The company’s diversified product offerings have recently been highlighted in a number of press releases depicting various businesses benefitting from DSG’s SaaS offerings. That includes its eCommerce warehouse management system which Descartes said is being used by Switzerland-based beauty vendor haar-shop.ch to increase its warehouse productivity by 40 per cent and by online thrift store platform Goodfair to scale and streamline its fulfillment initiatives. Meanwhile, Descartes has said that air freight service provider Cathay Pacific Cargo uses DSG’s Core Bluetooth Low Energy (BLE) readers, tags and network in its new Ultra Track cargo tracking service.

“Our customers face complex multi-party, multi-process supply chain and logistics challenges. This is even more so in recent times where our customers have faced rapid changes in supply, demand and trade regulations,” said Edward J. Ryan, Descartes’ CEO in the company’s June 2 press release announcing its first quarter results.

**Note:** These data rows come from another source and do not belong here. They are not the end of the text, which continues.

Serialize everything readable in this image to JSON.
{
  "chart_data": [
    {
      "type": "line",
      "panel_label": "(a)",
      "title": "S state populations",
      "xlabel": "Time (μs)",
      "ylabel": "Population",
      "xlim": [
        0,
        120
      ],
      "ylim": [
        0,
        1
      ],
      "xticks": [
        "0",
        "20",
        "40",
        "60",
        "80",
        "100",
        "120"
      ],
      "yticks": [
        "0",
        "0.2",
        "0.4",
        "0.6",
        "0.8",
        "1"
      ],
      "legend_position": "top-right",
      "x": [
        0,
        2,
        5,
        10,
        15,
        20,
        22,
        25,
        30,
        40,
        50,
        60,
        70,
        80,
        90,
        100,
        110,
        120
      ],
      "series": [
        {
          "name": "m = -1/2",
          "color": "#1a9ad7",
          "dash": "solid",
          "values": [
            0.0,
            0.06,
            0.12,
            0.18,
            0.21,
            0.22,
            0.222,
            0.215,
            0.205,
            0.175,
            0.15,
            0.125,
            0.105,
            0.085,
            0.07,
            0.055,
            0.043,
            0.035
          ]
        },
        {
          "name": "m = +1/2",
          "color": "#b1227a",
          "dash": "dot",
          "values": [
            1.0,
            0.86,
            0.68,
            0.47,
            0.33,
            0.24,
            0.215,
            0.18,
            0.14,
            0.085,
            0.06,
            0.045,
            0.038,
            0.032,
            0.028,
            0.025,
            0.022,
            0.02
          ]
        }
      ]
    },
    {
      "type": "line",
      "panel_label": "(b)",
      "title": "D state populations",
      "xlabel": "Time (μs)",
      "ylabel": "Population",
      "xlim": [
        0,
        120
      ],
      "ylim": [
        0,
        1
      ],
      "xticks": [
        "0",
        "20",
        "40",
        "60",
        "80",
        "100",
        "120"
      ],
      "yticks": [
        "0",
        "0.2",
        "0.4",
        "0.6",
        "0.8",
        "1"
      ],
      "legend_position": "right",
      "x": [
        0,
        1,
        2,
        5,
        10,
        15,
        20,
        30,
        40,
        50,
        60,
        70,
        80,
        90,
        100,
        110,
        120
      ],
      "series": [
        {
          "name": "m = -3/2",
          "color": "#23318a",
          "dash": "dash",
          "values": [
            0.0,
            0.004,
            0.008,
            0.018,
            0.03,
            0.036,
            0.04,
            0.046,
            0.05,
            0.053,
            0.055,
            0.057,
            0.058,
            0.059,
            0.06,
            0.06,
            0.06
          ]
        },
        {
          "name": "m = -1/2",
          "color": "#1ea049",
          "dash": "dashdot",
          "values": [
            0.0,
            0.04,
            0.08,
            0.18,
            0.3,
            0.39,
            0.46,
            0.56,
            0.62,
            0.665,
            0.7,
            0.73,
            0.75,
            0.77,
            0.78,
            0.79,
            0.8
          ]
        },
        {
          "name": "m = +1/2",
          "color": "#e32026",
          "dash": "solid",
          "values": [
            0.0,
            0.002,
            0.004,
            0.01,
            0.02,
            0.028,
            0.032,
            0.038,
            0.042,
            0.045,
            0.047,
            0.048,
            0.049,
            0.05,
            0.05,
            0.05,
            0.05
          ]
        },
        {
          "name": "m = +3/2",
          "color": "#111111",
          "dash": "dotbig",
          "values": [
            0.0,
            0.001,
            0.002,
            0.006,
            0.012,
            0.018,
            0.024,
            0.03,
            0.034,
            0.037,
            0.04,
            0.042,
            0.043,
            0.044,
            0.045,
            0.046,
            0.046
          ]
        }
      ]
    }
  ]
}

“Our Global Logistics Network is designed for these complex scenarios, helping shippers, carriers, customs authorities and logistics services providers connect and collaborate to execute the full lifecycle of shipments. We continue to innovate to help our customers prepare for tomorrow’s challenges, and we continue to add more solutions and trading partners to our network.  As a result, our customers have trusted us with more of their business,” Ryan said.

Agostino expects Descartes to continue its positive momentum through the rest of the 2022 fiscal year, as he projects annual sales of $410.8 million for a 17.8 per cent potential year-over-year increase, with a further projected jump to $470.9 forecasted for 2023, a 14.6 per cent potential year-over-year increase.

The EBITDA projections follow a similar path, with a projected 21.9 per cent year-over-year increase to $172.8 million forecast for 2022 (42 per cent margin), before a forecasted jump to $201.4 million for 2023 to mark a potential 16.6 per cent year-over-year increase and 42.8 per cent margin.

Valuation data also appears to be working in Descartes’ favour according to Laurentian Bank projections, with Agostino forecasting another drop in EV/Sales from the reported 18.7x in 2021 to 15.8x in 2022, followed by another forecasted drop to 13.8x in 2023. The EV/EBITDA forecasts follow a similar downward trend, with Agostino projecting a drop from the reported 45.9x in 2021 to 37.7x in 2022, followed by another projected drop to 32.3x in 2023.

“DSG currently trades at 36.8x NTM EBITDA, above its 4-year trading range of 17-30x, versus supply chain/logistics peers at 38.2x, software consolidators at 17.2x and comparable Wisetech Global at 54.6x,” Agostino said. “Given the ~35 per cent, three-month rise in the shares, we look to revisit our estimates, TP and recommendation post FQ2 results.”

At press time, Agostino’s $79.00 price target represented a projected one-year return of 0.8 per cent. Descartes’ stock price has steadily risen since June and is now up 36.8 per cent for the year to date.